Les qualités du film ne se limitent pas à son aspect visuel séduisant, hérité de la cinéphilie de son réalisateur. La relation entre les deux personnages offre à Bury Us in a Lone Desert un beau tandem, mieux écrit qu’on ne pourrait l’imaginer au premier abord. On pourrait en effet objecter, une heure de film oblige, que le pacte entre ces deux originaux n’a pas nécessité de grandes discussions, alors que tout les oppose a priori. Bury Us in a Lone Desert est de ces films francs, honnête, naïf (dans le bon sens du terme !) qui ne s’encombre pas de constructions de personnages trop inutilement complexes. L’un et l’autre se font confiance et ensemble dirigés vers le même but, ils font montre d’empathie l’un envers l’autre, comme si l’amitié entre les être humains est affaire d’évidence. Peut-être inconsciemment, Nguyễn Lê Hoàng Phúc donne à ses spectateurs de quoi sourire et retrouver foi en l’âme humaine.
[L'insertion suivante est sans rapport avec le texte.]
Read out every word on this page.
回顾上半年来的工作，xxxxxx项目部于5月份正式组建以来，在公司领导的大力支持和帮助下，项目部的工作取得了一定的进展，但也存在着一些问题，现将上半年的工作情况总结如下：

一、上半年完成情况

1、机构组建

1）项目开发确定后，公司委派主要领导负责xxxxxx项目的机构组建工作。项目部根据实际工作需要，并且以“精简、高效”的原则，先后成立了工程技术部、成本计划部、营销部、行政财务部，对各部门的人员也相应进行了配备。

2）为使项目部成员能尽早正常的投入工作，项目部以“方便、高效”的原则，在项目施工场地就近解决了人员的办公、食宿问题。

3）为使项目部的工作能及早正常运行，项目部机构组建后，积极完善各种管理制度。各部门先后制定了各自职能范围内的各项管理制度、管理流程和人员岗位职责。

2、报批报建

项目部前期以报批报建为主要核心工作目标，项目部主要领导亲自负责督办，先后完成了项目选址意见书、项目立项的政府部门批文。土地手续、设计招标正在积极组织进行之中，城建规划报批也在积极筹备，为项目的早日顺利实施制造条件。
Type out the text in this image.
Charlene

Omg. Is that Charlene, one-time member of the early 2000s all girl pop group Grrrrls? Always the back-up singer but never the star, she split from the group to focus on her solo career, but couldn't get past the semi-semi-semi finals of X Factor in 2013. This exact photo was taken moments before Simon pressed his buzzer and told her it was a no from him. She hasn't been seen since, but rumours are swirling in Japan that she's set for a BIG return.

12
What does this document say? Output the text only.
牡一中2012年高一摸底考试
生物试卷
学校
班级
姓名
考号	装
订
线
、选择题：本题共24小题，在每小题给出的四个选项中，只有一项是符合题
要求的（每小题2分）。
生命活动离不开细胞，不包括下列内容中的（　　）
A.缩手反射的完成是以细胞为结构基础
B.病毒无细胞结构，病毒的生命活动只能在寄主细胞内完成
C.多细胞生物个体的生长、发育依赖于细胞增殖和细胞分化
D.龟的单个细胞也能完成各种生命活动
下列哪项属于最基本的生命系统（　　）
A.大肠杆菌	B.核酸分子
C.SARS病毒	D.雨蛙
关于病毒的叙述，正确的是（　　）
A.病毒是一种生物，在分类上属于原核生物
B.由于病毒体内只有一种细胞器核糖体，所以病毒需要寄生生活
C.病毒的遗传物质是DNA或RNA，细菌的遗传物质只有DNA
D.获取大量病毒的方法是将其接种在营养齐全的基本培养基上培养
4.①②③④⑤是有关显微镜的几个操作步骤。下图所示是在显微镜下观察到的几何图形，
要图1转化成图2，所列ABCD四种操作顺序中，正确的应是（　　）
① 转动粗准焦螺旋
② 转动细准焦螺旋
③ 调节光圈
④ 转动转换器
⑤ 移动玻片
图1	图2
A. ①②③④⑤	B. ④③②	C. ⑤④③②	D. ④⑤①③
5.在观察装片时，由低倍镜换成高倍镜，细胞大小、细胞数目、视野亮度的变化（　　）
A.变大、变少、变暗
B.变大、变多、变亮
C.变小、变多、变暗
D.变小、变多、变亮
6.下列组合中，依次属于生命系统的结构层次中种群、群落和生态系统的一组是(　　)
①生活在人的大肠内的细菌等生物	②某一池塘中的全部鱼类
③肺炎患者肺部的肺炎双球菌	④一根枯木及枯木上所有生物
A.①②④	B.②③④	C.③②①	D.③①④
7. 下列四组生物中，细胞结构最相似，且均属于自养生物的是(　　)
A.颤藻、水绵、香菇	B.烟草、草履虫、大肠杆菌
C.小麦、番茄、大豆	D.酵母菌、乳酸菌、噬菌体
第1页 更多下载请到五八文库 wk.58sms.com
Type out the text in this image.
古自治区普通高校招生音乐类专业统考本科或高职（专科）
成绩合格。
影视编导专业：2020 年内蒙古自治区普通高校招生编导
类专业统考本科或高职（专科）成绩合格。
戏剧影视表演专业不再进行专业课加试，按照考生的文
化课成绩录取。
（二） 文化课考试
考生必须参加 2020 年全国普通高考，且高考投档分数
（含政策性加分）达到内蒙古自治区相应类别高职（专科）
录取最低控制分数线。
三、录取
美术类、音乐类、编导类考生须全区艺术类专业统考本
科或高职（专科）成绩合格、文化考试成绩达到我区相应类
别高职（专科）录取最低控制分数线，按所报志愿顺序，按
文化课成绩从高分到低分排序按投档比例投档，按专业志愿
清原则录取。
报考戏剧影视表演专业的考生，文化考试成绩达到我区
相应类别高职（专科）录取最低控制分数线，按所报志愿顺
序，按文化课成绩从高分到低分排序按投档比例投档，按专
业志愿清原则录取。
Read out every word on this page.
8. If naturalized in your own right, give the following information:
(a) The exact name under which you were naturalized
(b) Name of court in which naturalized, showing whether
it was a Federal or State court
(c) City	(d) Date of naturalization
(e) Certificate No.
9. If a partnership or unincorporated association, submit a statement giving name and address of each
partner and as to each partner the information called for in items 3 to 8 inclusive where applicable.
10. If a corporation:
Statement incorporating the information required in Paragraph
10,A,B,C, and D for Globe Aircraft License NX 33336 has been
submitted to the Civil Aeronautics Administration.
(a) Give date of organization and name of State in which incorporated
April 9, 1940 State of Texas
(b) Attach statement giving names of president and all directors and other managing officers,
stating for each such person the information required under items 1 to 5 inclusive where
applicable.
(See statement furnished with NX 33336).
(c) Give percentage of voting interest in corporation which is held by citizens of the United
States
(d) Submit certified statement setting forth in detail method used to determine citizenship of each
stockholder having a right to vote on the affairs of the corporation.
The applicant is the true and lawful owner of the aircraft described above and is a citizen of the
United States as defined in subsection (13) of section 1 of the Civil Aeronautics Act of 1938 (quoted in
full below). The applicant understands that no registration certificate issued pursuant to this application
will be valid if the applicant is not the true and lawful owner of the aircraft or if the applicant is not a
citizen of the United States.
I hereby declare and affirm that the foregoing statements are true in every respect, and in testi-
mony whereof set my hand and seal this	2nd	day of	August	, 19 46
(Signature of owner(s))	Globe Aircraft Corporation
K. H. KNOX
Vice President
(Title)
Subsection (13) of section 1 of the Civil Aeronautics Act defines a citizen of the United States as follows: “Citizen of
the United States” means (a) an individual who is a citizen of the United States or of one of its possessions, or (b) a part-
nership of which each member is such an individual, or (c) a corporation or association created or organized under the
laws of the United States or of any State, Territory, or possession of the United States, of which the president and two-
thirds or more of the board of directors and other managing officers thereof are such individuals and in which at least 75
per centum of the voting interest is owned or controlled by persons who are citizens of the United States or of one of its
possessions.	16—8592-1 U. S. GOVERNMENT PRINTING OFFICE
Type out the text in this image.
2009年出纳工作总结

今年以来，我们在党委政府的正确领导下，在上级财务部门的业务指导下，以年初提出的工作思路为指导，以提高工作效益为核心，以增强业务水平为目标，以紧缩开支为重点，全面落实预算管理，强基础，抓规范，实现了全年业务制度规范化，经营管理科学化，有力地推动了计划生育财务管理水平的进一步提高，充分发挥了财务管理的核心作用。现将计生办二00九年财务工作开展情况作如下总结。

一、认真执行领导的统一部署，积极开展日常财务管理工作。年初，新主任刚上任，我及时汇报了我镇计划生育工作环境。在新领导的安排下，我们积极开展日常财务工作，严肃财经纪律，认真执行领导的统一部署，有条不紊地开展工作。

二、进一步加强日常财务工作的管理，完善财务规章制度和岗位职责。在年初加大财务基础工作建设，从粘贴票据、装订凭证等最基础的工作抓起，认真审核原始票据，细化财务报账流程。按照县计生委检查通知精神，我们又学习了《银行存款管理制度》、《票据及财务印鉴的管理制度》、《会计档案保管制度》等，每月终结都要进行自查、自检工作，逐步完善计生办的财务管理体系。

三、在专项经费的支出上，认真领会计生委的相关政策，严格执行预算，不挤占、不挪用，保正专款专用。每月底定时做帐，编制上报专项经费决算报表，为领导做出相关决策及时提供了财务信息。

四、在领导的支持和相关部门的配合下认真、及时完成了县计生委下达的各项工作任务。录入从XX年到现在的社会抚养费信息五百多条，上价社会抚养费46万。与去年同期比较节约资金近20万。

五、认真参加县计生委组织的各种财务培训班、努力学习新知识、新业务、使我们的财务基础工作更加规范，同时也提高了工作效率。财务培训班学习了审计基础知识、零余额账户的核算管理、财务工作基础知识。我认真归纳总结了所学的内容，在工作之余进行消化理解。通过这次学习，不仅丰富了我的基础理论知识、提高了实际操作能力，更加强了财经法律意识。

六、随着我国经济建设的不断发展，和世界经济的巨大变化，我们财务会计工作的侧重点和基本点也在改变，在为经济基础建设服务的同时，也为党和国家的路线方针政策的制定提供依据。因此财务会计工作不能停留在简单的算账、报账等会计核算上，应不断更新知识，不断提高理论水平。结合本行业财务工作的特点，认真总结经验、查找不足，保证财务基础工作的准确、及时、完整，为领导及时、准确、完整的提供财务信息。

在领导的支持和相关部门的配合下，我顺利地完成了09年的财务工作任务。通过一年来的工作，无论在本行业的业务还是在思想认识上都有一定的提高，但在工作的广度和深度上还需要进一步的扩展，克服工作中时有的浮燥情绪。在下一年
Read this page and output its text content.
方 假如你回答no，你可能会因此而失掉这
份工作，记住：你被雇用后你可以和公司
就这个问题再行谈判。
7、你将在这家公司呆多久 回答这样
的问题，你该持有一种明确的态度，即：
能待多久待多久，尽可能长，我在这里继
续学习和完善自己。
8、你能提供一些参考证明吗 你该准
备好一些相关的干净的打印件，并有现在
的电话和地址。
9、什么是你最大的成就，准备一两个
Il ne la scrute pas trop profondément tel un psychanalyste, mais à travers la plus salutaire des simplicités, il nous invite à profiter de la vie, d’un beau décor tel qu’un magnifique désert, et faire confiance à l’autre – après s’être assuré de sa sincérité tout de même !
Nguyễn Lê Hoàng Phúc, en interview, ne revendique pas de message à son film. Tout ce qui a été souligné précédemment ne paraît qu’à la vue du film, en constatant sa fluidité, son harmonie, sa fugacité qui induit un sentiment de légèreté. Nguyễn s’inscrit dans une démarche instinctive, traversée par un sens naturel de l’esthétique, un amour du médium cinématographique et un regard chaleureux sur l’être humain. Chacune de ces composantes fait arborer à ce petit film par la longueur une sensation de positivité qui fait un bien fou, et ce malgré que la mort, la vieillesse et la maladie (d’un troisième personnage, un ami du vieux propriétaire en fauteuil roulant) fassent partie de l’équation.
Maxime Bauer.
Bury Us in a Lone Desert de Nguyễn Lê Hoàng Phúc. Vietnam. 2025. Projeté Festival International du Film de Rotterdam 2025.
Intentions du réalisateur recueillies par interview Zoom le 19/02/2025.
Remerciements à Xueyin Li et Yuxuan Zhang d’Inwave Films.